Mariinsky Theatre (Mariinsky Teatr)
Mariinsky Theatre (Mariinsky Teatr) Review
The names Petipa, Pavlova, Nijinsky, and Nureyev—and countless others associated with the theater and the birth of ballet in St. Petersburg—are enough to lure ballet lovers here from around the globe. The Mariinsky is without a doubt one of the best ballet companies in the world, with a seemingly inexhaustible supply of stars.
The Imperial Ballet School was founded here on May 4, 1738, by the order of Empress Anna Ioannovna, to be run by Frenchman Jean-Baptiste Lande. French and Italian masters taught the first class of 12 boys and 12 girls. Works of another Frenchman, Marius Petipa, who arrived at the academy in 1847, still dominate the repertoire of the Mariinsky. Today the school is called the Vaganova Ballet Academy in honor of Agrippina Vaganova, who radically changed the way ballet was taught in Russia. The best students traditionally appear on the venerable Mariinsky stage around Christmas in The Nutcracker and then in May and June in graduation performances.

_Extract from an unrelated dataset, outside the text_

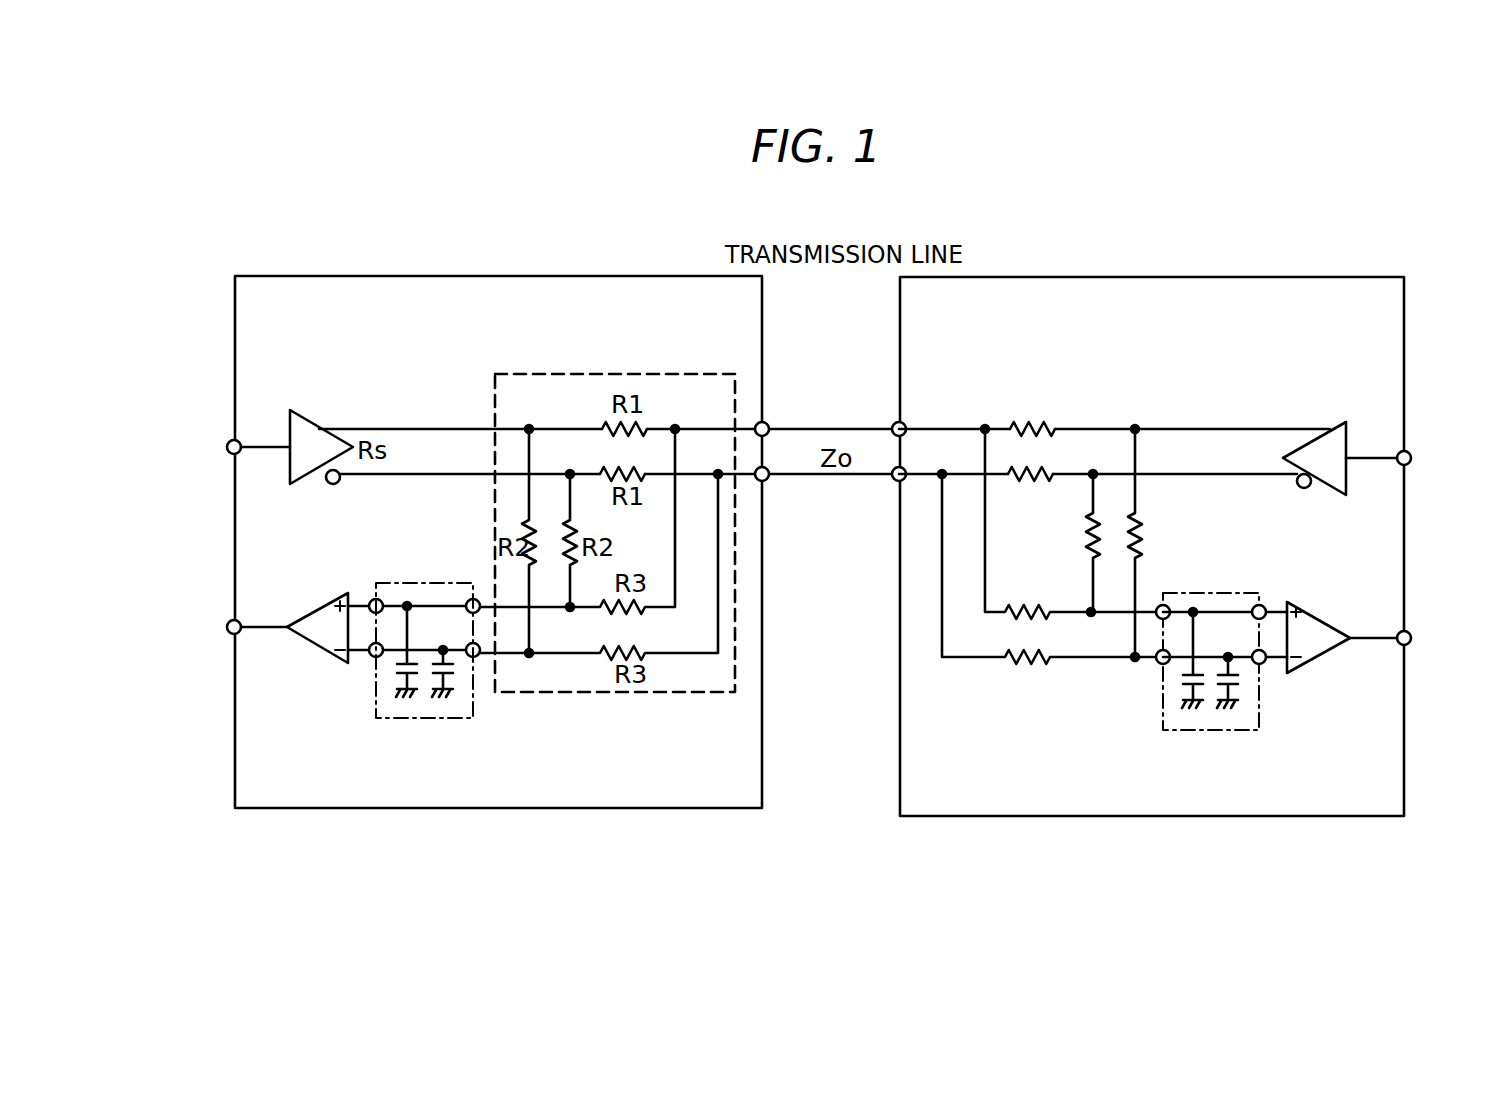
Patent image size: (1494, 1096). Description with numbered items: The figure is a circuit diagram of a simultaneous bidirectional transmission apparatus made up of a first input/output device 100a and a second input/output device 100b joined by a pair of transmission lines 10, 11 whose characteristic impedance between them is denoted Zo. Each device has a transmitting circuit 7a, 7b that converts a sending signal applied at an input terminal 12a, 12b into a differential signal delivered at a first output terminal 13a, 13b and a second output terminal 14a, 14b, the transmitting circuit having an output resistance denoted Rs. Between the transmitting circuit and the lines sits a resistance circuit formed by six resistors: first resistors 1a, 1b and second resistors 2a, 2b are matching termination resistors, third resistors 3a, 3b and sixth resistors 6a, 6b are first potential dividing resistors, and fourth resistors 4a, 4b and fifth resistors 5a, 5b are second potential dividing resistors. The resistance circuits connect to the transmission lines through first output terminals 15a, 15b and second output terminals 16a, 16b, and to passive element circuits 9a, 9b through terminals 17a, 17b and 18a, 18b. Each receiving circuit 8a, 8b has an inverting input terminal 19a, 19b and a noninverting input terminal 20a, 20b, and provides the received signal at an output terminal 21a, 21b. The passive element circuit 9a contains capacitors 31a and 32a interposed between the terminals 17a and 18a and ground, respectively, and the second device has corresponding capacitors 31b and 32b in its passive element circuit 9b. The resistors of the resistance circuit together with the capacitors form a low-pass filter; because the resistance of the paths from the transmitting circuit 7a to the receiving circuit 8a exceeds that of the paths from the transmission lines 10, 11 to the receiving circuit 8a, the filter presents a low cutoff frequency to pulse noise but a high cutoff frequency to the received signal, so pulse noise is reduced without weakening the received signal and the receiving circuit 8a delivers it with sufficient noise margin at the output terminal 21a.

Between February and March, the company runs the impressive Mariinsky International Ballet Festival, which has at least one premiere and an array of guest performers from other renowned companies, such as London's Royal Ballet, Opera Bastille, and the American Ballet Theater.
The Mariinsky is also at the forefront of the world's opera companies, thanks largely to the achievements of the Mariinsky's artistic director, Valery Gergiev. The company's best operatic repertoire centers on Russian opera: Tchaikovsky's The Queen of Spades, Prokofiev's Semyon Kotko, Shostakovich's The Nose, Rimsky-Korsakov's The Legend of the Invisible City of Kitezh, and The Snow Maiden are particularly recommended.
Operas are all sung in their original language; Russian operas are all provided with English subtitles, while Russian subtitles are given for foreign operas. Verdi can be hit-or-miss, but Wagner is one of Gergiev's greatest passions, and the company now feels very much at home with the composer. The orchestra's rapport with the conductor is amazing, and the sound is nuanced and powerful.
Ballet and opera share the calendar throughout the year; the opera and ballet companies both tour, but at any given time one of the companies is performing in St. Petersburg.